Estas opiniones, juntos a otras similares surgidas en el debate, las plasmó Lara finalmente en su informe con la inclusión de un párrafo que señala que “de cualquier forma, las conversaciones deben continuar para que se cierre el paso a la derecha y a sus políticas. No aceptamos la imposición de compartir mesa ni acuerdos con Ciudadanos”. El informe político del coordinador federal ha sido aprobado por 84 votos a favor, ninguno en contra y 15 abstenciones.

Alberto Garzón había señalado también en su primera intervención en abierto que el acuerdo entre PSOE y Ciudadanos que sirvió de base a la primera tanda de votaciones de investidura de esta semana es “incompatible con las políticas sociales que entendemos irrenunciables”, además de apuntar éstas “nunca podrían llevarse a cabo si se sigue manteniendo las políticas de derechas que aparecen en ese pacto”.

El diputado ilustró su valoración asegurando que para el propio Sánchez “Ciudadanos era hace apenas dos meses un partido de derechas, un sucedáneo del PP, y ahora resulta que no solo se convierte en uno apto y válido, sino en el partido preferencial y de legítimo matrimonio”.

Puntualizó que los socialistas repiten así el acuerdo que Susana Díaz formalizó en Andalucía tras las elecciones autonómicas y que llevó a “paralizar todas las leyes económicas y sociales que había escrito Izquierda Unida”.

Garzón considera que los partidos que puedan participar en una nueva mesa de negociación “pueden hablar con quien quieran” al margen de dicha mesa, pero aclaró que Izquierda Unida decidirá el sentido de su votación a favor o en contra de una nueva investidura “en función del acuerdo global” y no de los acuerdos bilaterales que alcance con un partido concreto.

Por su parte, Cayo Lara hizo la valoración política de que “el PSOE parece que quiere caminar hacia unas elecciones anticipadas que serían negativas para toda la población”. Tiró de ironía para apuntar que “igual si se celebran esas nuevas elecciones en vez de PSOE deciden presentarse con el nombre del Partido de los Ciudadanos”.

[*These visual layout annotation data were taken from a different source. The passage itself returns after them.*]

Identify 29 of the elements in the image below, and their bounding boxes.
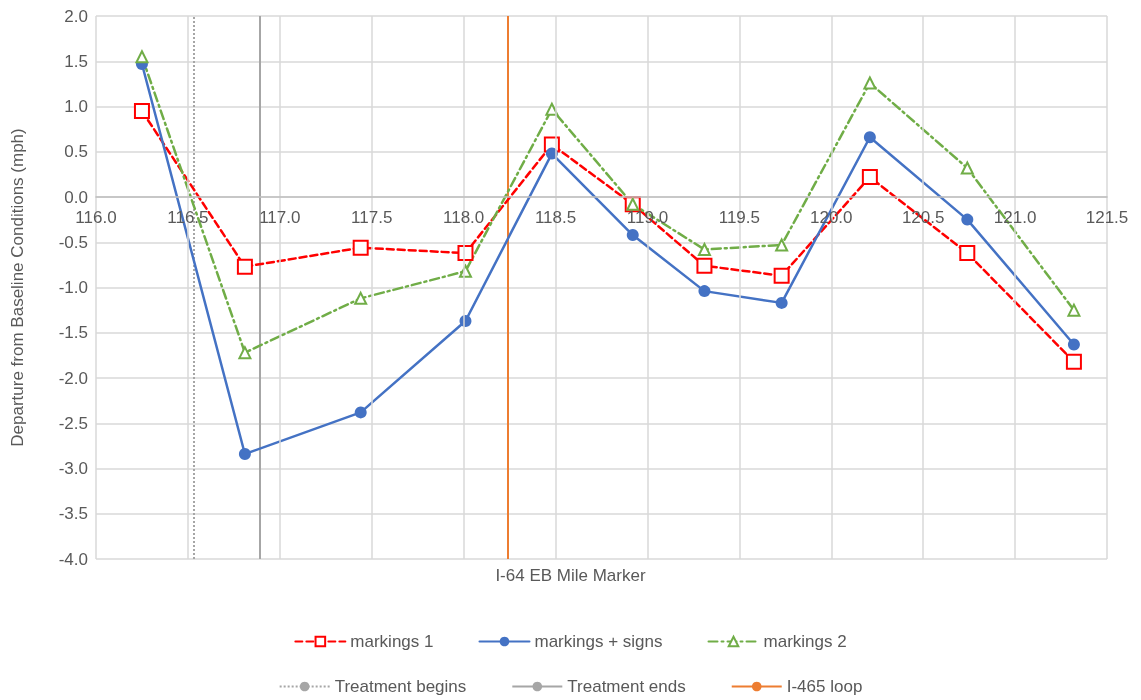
- y-tick-label: -1.5: [58, 323, 88, 343]
- legend-label: markings 2: [763, 632, 847, 651]
- y-tick-label: 2.0: [64, 6, 88, 26]
- y-tick-label: 1.0: [64, 97, 88, 116]
- y-tick-label: 0.0: [64, 187, 88, 207]
- legend-label: Treatment begins: [334, 677, 467, 696]
- x-tick-label: 117.5: [351, 208, 393, 227]
- x-tick-label: 116.0: [75, 208, 117, 227]
- y-tick-label: -3.0: [58, 459, 88, 478]
- y-tick-label: -4.0: [58, 549, 88, 569]
- legend-label: I-465 loop: [786, 677, 863, 696]
- y-tick-label: -1.0: [58, 278, 88, 297]
- legend-label: markings + signs: [534, 632, 663, 651]
- x-tick-label: 118.5: [534, 208, 577, 227]
- y-axis-title: Departure from Baseline Conditions (mph): [8, 128, 27, 447]
- y-tick-label: -2.0: [58, 368, 88, 388]
- y-tick-label: -3.5: [58, 504, 88, 524]
- y-tick-label: -0.5: [58, 232, 88, 252]
- y-tick-label: -2.5: [58, 413, 88, 433]
- y-tick-label: 0.5: [64, 142, 88, 162]
- x-tick-label: 121.0: [993, 208, 1037, 227]
- legend-label: Treatment ends: [567, 677, 686, 696]
- legend-label: markings 1: [350, 632, 434, 651]
- x-tick-label: 118.0: [443, 208, 485, 227]
- x-axis-title: I-64 EB Mile Marker: [495, 566, 646, 585]
- y-tick-label: 1.5: [64, 51, 88, 71]
- x-tick-label: 117.0: [259, 208, 301, 227]
- x-tick-label: 119.5: [718, 208, 760, 227]
- x-tick-label: 121.5: [1085, 208, 1129, 227]
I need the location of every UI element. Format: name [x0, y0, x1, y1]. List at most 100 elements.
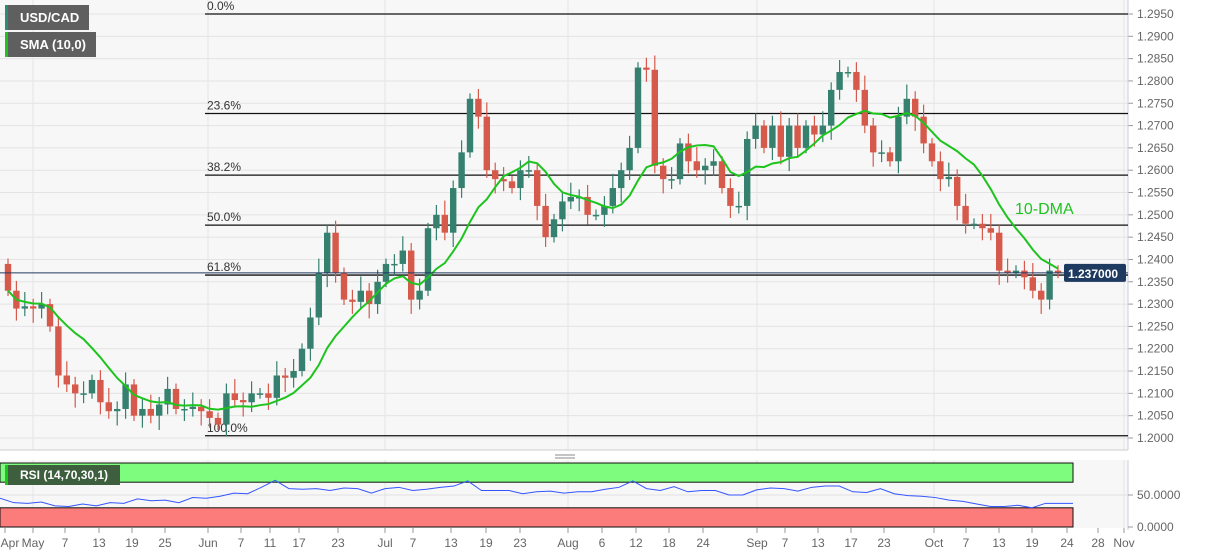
- candle-bullish: [618, 170, 625, 189]
- candle-bearish: [996, 232, 1003, 271]
- candle-bearish: [987, 228, 994, 233]
- y-tick-label: 1.2900: [1137, 29, 1174, 43]
- y-tick-label: 1.2450: [1137, 230, 1174, 244]
- x-tick-label: 25: [158, 536, 172, 550]
- candle-bearish: [240, 400, 247, 403]
- candle-bearish: [147, 408, 154, 416]
- x-tick-label: Oct: [925, 536, 944, 550]
- candle-bearish: [811, 125, 818, 135]
- x-tick-label: 18: [662, 536, 676, 550]
- y-tick-label: 1.2150: [1137, 364, 1174, 378]
- candle-bearish: [63, 375, 70, 385]
- candle-bearish: [332, 232, 339, 273]
- candle-bearish: [475, 98, 482, 117]
- candle-bullish: [945, 176, 952, 180]
- candle-bearish: [1054, 270, 1062, 273]
- candle-bearish: [912, 98, 919, 117]
- candle-bearish: [760, 125, 768, 148]
- candle-bullish: [786, 125, 793, 157]
- candle-bearish: [1021, 270, 1028, 278]
- candle-bullish: [844, 72, 852, 74]
- fibonacci-label: 0.0%: [207, 0, 235, 13]
- candle-bearish: [500, 179, 507, 182]
- candle-bullish: [416, 290, 423, 300]
- candle-bullish: [156, 404, 163, 416]
- candle-bearish: [30, 306, 37, 309]
- candle-bullish: [88, 379, 96, 394]
- x-tick-label: 13: [992, 536, 1006, 550]
- candle-bearish: [483, 116, 490, 171]
- candle-bullish: [970, 223, 978, 226]
- x-tick-label: 19: [479, 536, 493, 550]
- candle-bullish: [324, 232, 331, 273]
- candle-bearish: [794, 125, 801, 148]
- y-tick-label: 1.2950: [1137, 7, 1174, 21]
- candle-bearish: [584, 196, 591, 215]
- candle-bearish: [72, 384, 79, 394]
- candle-bearish: [718, 161, 726, 189]
- candle-bearish: [870, 125, 877, 153]
- candle-bullish: [458, 152, 465, 189]
- candle-bearish: [534, 170, 541, 206]
- candle-bearish: [727, 188, 734, 206]
- rsi-line: [0, 479, 1073, 509]
- candle-bullish: [164, 388, 171, 405]
- sma-legend[interactable]: SMA (10,0): [5, 32, 96, 57]
- candle-bullish: [139, 408, 146, 416]
- x-tick-label: 17: [292, 536, 306, 550]
- candle-bullish: [181, 408, 188, 411]
- candle-bearish: [920, 116, 927, 144]
- current-price-badge: [1064, 263, 1126, 282]
- candle-bearish: [660, 165, 667, 180]
- overbought-zone: [0, 462, 1074, 483]
- candle-bullish: [626, 147, 633, 171]
- candle-bullish: [802, 125, 810, 148]
- candle-bearish: [651, 69, 658, 166]
- fibonacci-label: 23.6%: [207, 99, 241, 113]
- y-tick-label: 1.2350: [1137, 275, 1174, 289]
- candle-bullish: [315, 272, 322, 318]
- candle-bullish: [307, 317, 314, 349]
- candle-bearish: [366, 290, 373, 305]
- candle-bearish: [542, 205, 549, 238]
- candle-bearish: [46, 304, 54, 327]
- candle-bearish: [685, 143, 692, 162]
- candle-bearish: [4, 263, 12, 291]
- symbol-legend[interactable]: USD/CAD: [5, 5, 90, 30]
- candle-bullish: [668, 179, 675, 181]
- candle-bearish: [198, 406, 205, 412]
- x-tick-label: 13: [92, 536, 106, 550]
- candle-bearish: [1038, 290, 1045, 300]
- x-tick-label: 13: [811, 536, 825, 550]
- candle-bearish: [97, 379, 104, 403]
- fibonacci-label: 38.2%: [207, 160, 241, 174]
- y-tick-label: 1.2700: [1137, 119, 1174, 133]
- candle-bullish: [450, 188, 457, 233]
- candle-bullish: [248, 393, 255, 403]
- x-tick-label: 7: [963, 536, 970, 550]
- y-tick-label: 1.2000: [1137, 431, 1174, 445]
- x-tick-label: 28: [1091, 536, 1105, 550]
- candle-bearish: [693, 161, 700, 171]
- x-tick-label: Aug: [557, 536, 578, 550]
- candle-bullish: [273, 375, 280, 398]
- y-tick-label: 1.2050: [1137, 409, 1174, 423]
- candle-bearish: [492, 170, 499, 180]
- x-tick-label: Nov: [1113, 536, 1134, 550]
- candle-bullish: [752, 125, 759, 139]
- candle-bullish: [903, 98, 910, 117]
- x-tick-label: Apr: [1, 536, 20, 550]
- candle-bullish: [769, 125, 776, 148]
- candle-bullish: [399, 250, 406, 264]
- candle-bearish: [441, 214, 448, 233]
- candle-bearish: [282, 375, 289, 378]
- candle-bearish: [643, 67, 650, 70]
- candle-bullish: [559, 201, 566, 220]
- candle-bullish: [298, 348, 306, 372]
- oversold-zone: [0, 507, 1074, 528]
- candle-bullish: [21, 306, 28, 309]
- candle-bullish: [710, 161, 717, 166]
- candle-bullish: [290, 371, 297, 378]
- rsi-legend[interactable]: RSI (14,70,30,1): [5, 465, 121, 485]
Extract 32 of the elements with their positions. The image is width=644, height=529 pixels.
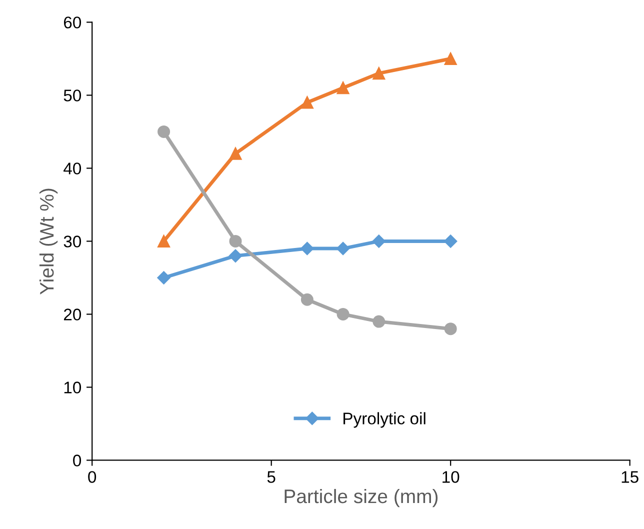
- point: [229, 234, 242, 248]
- point: [228, 249, 242, 262]
- point: [444, 52, 457, 65]
- x-tick-label: 10: [442, 471, 460, 483]
- y-tick-label: 0: [73, 454, 82, 466]
- point: [158, 125, 170, 138]
- x-tick-label: 5: [267, 471, 276, 483]
- point: [336, 308, 350, 320]
- x-tick-label: 15: [622, 471, 638, 483]
- y-tick-label: 50: [64, 90, 82, 102]
- y-tick-label: 10: [64, 382, 82, 394]
- y-tick-label: 60: [64, 16, 82, 28]
- point: [300, 242, 314, 256]
- point: [444, 322, 457, 336]
- y-tick-label: 30: [64, 236, 82, 248]
- point: [229, 147, 242, 160]
- y-axis-title: Yield (Wt %): [39, 188, 58, 294]
- point: [158, 234, 170, 248]
- x-tick-label: 0: [88, 471, 96, 483]
- point: [444, 234, 458, 248]
- point: [157, 271, 170, 284]
- point: [336, 242, 350, 256]
- point: [336, 82, 350, 94]
- point: [372, 234, 386, 248]
- y-tick-label: 20: [64, 308, 82, 320]
- point: [372, 315, 386, 328]
- x-axis-title: Particle size (mm): [284, 488, 438, 508]
- legend-label: Pyrolytic oil: [344, 412, 426, 428]
- y-tick-label: 40: [64, 162, 82, 174]
- point: [300, 96, 314, 109]
- point: [372, 67, 386, 80]
- point: [300, 293, 314, 306]
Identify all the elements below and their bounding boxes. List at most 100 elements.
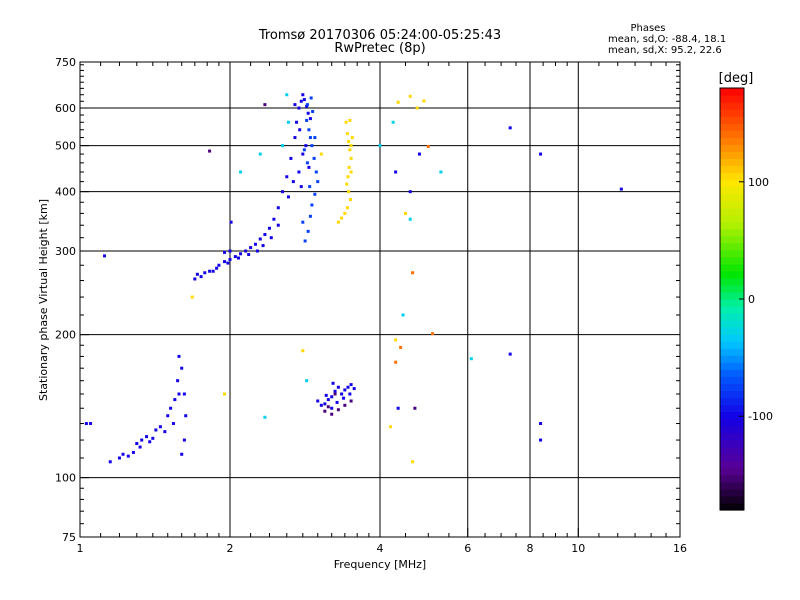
data-point — [302, 148, 306, 152]
colorbar-segment — [720, 256, 744, 265]
data-point — [426, 144, 430, 148]
colorbar-segment — [720, 320, 744, 328]
data-point — [439, 170, 443, 174]
data-point — [276, 206, 280, 210]
colorbar-segment — [720, 221, 744, 230]
data-point — [182, 438, 186, 442]
data-point — [177, 392, 181, 396]
colorbar-segment — [720, 193, 744, 202]
data-point — [316, 180, 320, 184]
data-point — [286, 120, 290, 124]
data-point — [323, 409, 327, 413]
y-tick-label: 300 — [55, 245, 76, 258]
colorbar-segment — [720, 439, 744, 448]
data-point — [291, 180, 295, 184]
y-tick-label: 750 — [55, 56, 76, 69]
data-point — [408, 217, 412, 221]
data-point — [301, 349, 305, 353]
data-point — [331, 381, 335, 385]
data-point — [255, 249, 259, 253]
colorbar-segment — [720, 214, 744, 223]
data-point — [263, 233, 267, 237]
colorbar-segment — [720, 481, 744, 490]
data-point — [347, 165, 351, 169]
data-point — [154, 428, 158, 432]
colorbar-segment — [720, 397, 744, 406]
data-point — [316, 399, 320, 403]
data-point — [378, 144, 382, 148]
data-point — [411, 271, 415, 275]
data-point — [391, 120, 395, 124]
data-point — [326, 398, 330, 402]
data-point — [330, 395, 334, 399]
data-point — [258, 237, 262, 241]
colorbar-segment — [720, 284, 744, 293]
data-point — [394, 170, 398, 174]
data-point — [305, 161, 309, 165]
colorbar-segment — [720, 123, 744, 131]
data-point — [176, 379, 180, 383]
data-point — [289, 156, 293, 160]
colorbar-segment — [720, 277, 744, 286]
data-point — [131, 450, 135, 454]
data-point — [226, 261, 230, 265]
data-point — [539, 438, 543, 442]
data-point — [340, 392, 344, 396]
colorbar-segment — [720, 334, 744, 342]
data-point — [108, 460, 112, 464]
data-point — [335, 400, 339, 404]
data-point — [276, 223, 280, 227]
colorbar-segment — [720, 158, 744, 166]
colorbar-segment — [720, 502, 744, 511]
data-point — [308, 117, 312, 121]
data-point — [203, 271, 207, 275]
data-point — [302, 98, 306, 102]
data-point — [508, 126, 512, 130]
data-point — [431, 332, 435, 336]
colorbar-segment — [720, 411, 744, 420]
data-point — [211, 269, 215, 273]
colorbar-segment — [720, 235, 744, 244]
data-point — [169, 406, 173, 410]
data-point — [403, 211, 407, 215]
data-point — [307, 128, 311, 132]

Lara apeló en su intervención a explorar la posibilidad de convocar una movilización junto a movimientos, colectivos, sindicatos y formaciones de izquierdas que “hemos estado en la calle todos estos años” para respaldar hasta el último momento que se constituya un gobierno de izquierdas a partir de un “programa común de mínimos”.

Esta iniciativa, incluida en el informe aprobado, propone en concreto “valorar la posibilidad de dirigirse a todo el tejido social, sindical y político que se ha confrontado en la calle con las políticas de austeridad del PP” con el objetivo de “convocar una movilización en todo el Estado”.

Por otra parte, el Consejo Político Federal aprobó también los distintos documentos presentados al mismo por la comisión de trabajo creada el pasado mes para la preparación de la XI Asamblea Federal de IU. Entre ellos se encuentra el ‘Plan de Acción’, el ‘Esquema para Documentos Político-Organizativos”, así como el relativo a ‘Calendario, Normas y Reglamento’. Lograron el visto bueno del CPF por 55 votos a favor, 29 en contra y 13 abstenciones.

Tal y como estaba previsto, y a expensas de que finalmente haya o no repetición de las elecciones generales, lo que influiría en la fecha definitiva, la XI Asamblea Federal queda convocada para los próximos días 4 y 5 de junio. Queda pendiente definir y aprobar el método de elección de las candidaturas que se presenten de cara a dicho congreso, que tendrá su debate definitivo en el Consejo Político que se celebrará el próximo 10 de julio.